The real story, the true source of the parade of bleakness, won’t be spoiled here, but it’s certainly a surprise for the unexpecting viewer. When the story starts to pivot—and it’s one of those moments where it feels sudden but so many signs were there—it spirals into a divisive trajectory that’s definitely a love-it-or-hate-it journey. It’s well made, adeptly written, and stunningly performed, but it’s a solid, bottom-of-your-being bleak journey that truthfully isn’t for everyone. The bleakness is undercut with occasional (and skillful) moments of broken tension (a particular favorite involves Matthew Goode in a hallway and only we can see him—it’s flawlessly executed), but it’s surely not for the faint of heart. If bleak black comedy is your thing, however, especially when juxtaposed against a setup that screams ‘standard family holiday film’ then this film is exactly and precisely your cup of rhetorical British tea.

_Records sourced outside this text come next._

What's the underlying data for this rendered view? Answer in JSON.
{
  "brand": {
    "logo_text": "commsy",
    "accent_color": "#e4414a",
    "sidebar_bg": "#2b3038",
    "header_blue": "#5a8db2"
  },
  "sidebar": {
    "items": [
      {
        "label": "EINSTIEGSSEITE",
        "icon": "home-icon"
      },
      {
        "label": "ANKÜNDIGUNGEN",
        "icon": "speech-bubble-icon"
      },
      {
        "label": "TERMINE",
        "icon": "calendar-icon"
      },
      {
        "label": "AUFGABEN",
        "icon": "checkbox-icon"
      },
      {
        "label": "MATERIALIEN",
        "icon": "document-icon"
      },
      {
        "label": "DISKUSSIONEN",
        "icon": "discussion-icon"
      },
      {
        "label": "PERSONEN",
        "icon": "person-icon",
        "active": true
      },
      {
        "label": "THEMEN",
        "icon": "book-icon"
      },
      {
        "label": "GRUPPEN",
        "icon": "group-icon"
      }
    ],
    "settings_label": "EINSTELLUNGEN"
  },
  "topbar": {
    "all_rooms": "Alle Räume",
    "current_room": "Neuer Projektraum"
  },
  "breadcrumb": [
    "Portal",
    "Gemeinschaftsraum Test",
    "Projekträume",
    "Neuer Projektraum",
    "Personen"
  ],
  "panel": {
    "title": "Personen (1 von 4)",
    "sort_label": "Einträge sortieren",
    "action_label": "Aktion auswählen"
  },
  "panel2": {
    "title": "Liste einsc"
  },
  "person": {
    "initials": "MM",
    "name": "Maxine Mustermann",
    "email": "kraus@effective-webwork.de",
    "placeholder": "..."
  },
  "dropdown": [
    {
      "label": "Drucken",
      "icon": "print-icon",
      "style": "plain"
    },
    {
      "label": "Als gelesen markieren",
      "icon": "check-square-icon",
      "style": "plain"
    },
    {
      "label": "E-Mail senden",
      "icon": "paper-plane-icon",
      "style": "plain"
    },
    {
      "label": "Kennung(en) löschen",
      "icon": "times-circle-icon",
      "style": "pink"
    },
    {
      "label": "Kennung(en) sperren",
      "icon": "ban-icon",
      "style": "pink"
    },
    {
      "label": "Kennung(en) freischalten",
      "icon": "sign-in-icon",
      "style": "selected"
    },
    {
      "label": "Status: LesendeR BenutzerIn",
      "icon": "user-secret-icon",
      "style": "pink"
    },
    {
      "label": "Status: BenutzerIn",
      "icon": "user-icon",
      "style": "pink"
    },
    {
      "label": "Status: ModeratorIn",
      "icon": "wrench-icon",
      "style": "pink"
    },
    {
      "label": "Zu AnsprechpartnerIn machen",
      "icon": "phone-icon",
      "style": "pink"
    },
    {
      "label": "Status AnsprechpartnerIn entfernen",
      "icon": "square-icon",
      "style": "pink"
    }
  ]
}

Black comedy complexity aside, Silent Night is an exceptional outing for writer-director Camille Griffin. It exhibits confidence that skill that you wouldn’t expect from a debut feature, but here we are—the directorial vision is well executed, the writing is skillful on a very difficult outing to land, and the performances are precise across the board. While it is certainly a bleak cinematic outing, the basic concept works quite well, the tonal evolution and balancing act are handled well, and its definitely something worth watching for the black comedy crowd. This reviewer’s recommendation? If that sort of thing sounds like your speed, it likely is… give it a try. Gather with your loved ones over the holidays, tell them nothing, and pop the movie on—it works well on its own, but best with an unexpecting crowd.
Silent Night will be released on December 3rd, 2021.